I first collected European data in 1992 with the help of a national coordinator of each country. This coordinator distributed a simple 1-page questionnaire to all invasive centers in the respective country. This provided me with country summaries which were used for the European report. Data quality was assured by presenting the aggregated national data back to the individual sources before using them. Likewise, the European aggregated data were sent back for scrutiny the national representatives before publication.
Basic information about the number of cases of the year reported are gathered. They include the numbers of active centers per country and interventional cardiologists per center, the existence of an electronic data bank, the numbers of diagnostic coronary angiographies, percutaneous coronary interventions (PCI), (drug-eluting) stent implantations, other coronary diagnostic or therapeutic invasive devices, and puncture site closure techniques. In addition, the use of some important medications such glycoprotein IIb/IIIa inhibitors and other anticoagulants were asked for. Further questions are whether PCI was performed acutely for ongoing infarction, whether multiple vessels were treated in one session (multivessel PCI), about radial approach, use of left ventricular assist devices, and coronary protection techniques.
Other structural interventions were also asked for, such as alcohol ablation for obstructive septal hypertrophy, aortic, mitral, and pulmonary valvuloplasty, transcatheter aortic or pulmonary valve replacement, and transcatheter mitral valve repair, as well as closure of patent foramen ovale, atrial septal defect, ventricular septal defect, patent ductus arteriosus, and most recently, left atrial appendage.
Add to this, some peripheral interventions such as carotid, renal, and coarctation angioplasty. Regarding the basic questions aksed about complications (death, myocardial infarction, need for emergency surgery), a voluntary registry underestimates real life.

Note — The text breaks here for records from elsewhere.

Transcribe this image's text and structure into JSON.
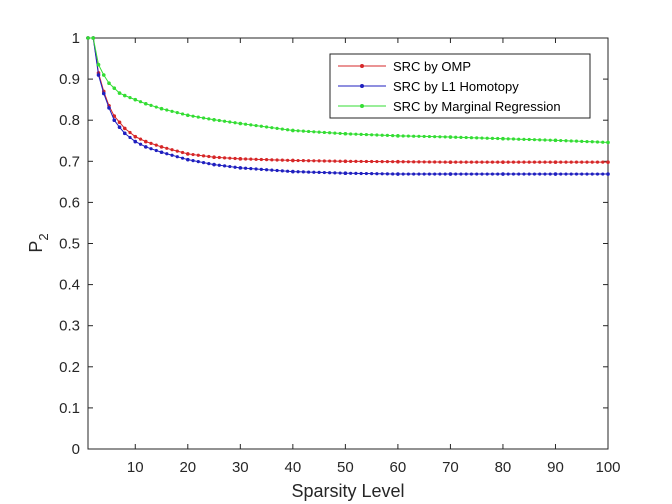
{
  "chart_data": {
    "type": "line",
    "xlabel": "Sparsity Level",
    "ylabel": "P",
    "ylabel_subscript": "2",
    "xlim": [
      1,
      100
    ],
    "ylim": [
      0,
      1
    ],
    "xticks": [
      10,
      20,
      30,
      40,
      50,
      60,
      70,
      80,
      90,
      100
    ],
    "yticks": [
      0,
      0.1,
      0.2,
      0.3,
      0.4,
      0.5,
      0.6,
      0.7,
      0.8,
      0.9,
      1
    ],
    "ytick_labels": [
      "0",
      "0.1",
      "0.2",
      "0.3",
      "0.4",
      "0.5",
      "0.6",
      "0.7",
      "0.8",
      "0.9",
      "1"
    ],
    "legend_position": "top-right",
    "grid": false,
    "series": [
      {
        "name": "SRC by OMP",
        "color": "#d62728",
        "x": [
          1,
          2,
          3,
          4,
          5,
          6,
          7,
          8,
          10,
          12,
          15,
          20,
          25,
          30,
          40,
          50,
          60,
          70,
          80,
          90,
          100
        ],
        "y": [
          1.0,
          1.0,
          0.915,
          0.87,
          0.835,
          0.81,
          0.795,
          0.78,
          0.76,
          0.748,
          0.735,
          0.718,
          0.71,
          0.706,
          0.702,
          0.7,
          0.699,
          0.698,
          0.698,
          0.698,
          0.698
        ]
      },
      {
        "name": "SRC by L1 Homotopy",
        "color": "#1f1fbf",
        "x": [
          1,
          2,
          3,
          4,
          5,
          6,
          7,
          8,
          10,
          12,
          15,
          20,
          25,
          30,
          40,
          50,
          60,
          70,
          80,
          90,
          100
        ],
        "y": [
          1.0,
          1.0,
          0.91,
          0.865,
          0.83,
          0.8,
          0.783,
          0.768,
          0.748,
          0.735,
          0.722,
          0.704,
          0.692,
          0.684,
          0.675,
          0.671,
          0.669,
          0.669,
          0.669,
          0.669,
          0.669
        ]
      },
      {
        "name": "SRC by Marginal Regression",
        "color": "#33dd33",
        "x": [
          1,
          2,
          3,
          4,
          5,
          6,
          7,
          8,
          10,
          12,
          15,
          20,
          25,
          30,
          40,
          50,
          60,
          70,
          80,
          90,
          100
        ],
        "y": [
          1.0,
          1.0,
          0.935,
          0.91,
          0.89,
          0.878,
          0.866,
          0.86,
          0.85,
          0.84,
          0.828,
          0.812,
          0.801,
          0.792,
          0.775,
          0.767,
          0.762,
          0.759,
          0.755,
          0.751,
          0.746
        ]
      }
    ]
  }
}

Ideally, every case of interventional cardiology performed anywhere in Europe should be registered with all its details. As this is a gargantuan task, it is approached from two sides. This registry provides the best available information about rough numbers and their trends over years. Data quality is far from perfect but the yearly publications ascertain that the data stay within reasonable boundaries as outliers would be reprimanded. The other approach is the Euro Heart Survey which is an in depth case-per-case analysis of a few selected centers spread across Europe.
Comparing countries, the initial dominance per capita of affluent countries like Switzerland was quickly caught up and superseded by other industrialized countries such as Belgium and, in particular, Germany with the most frequent and comprehensive invasive approach to heart disease. Another trend of interest was the disparate manner of Eastern European countries to increase their yearly numbers. It seemed to correlate with their economic upsurge. The acceptance of drug-eluting stents was initially quite rapid but then slowed down by the concern about late thrombosis in 2006. This, however, created slower growth rather than a downturn as anticipated at the time. Multivessel interventions, a favorite topic to brag about for interventional cardiologists, have stayed below the 20% margin over all these years. Although this percentage is likely to be kept low by remuneration reasons in many countries, it also depicts the judicious approach to PCI of cardiovascular medicine in Europe. PCI is a powerful tool to treat coronary artery disease but it has and will have its limits when it comes to the diffuse form of it.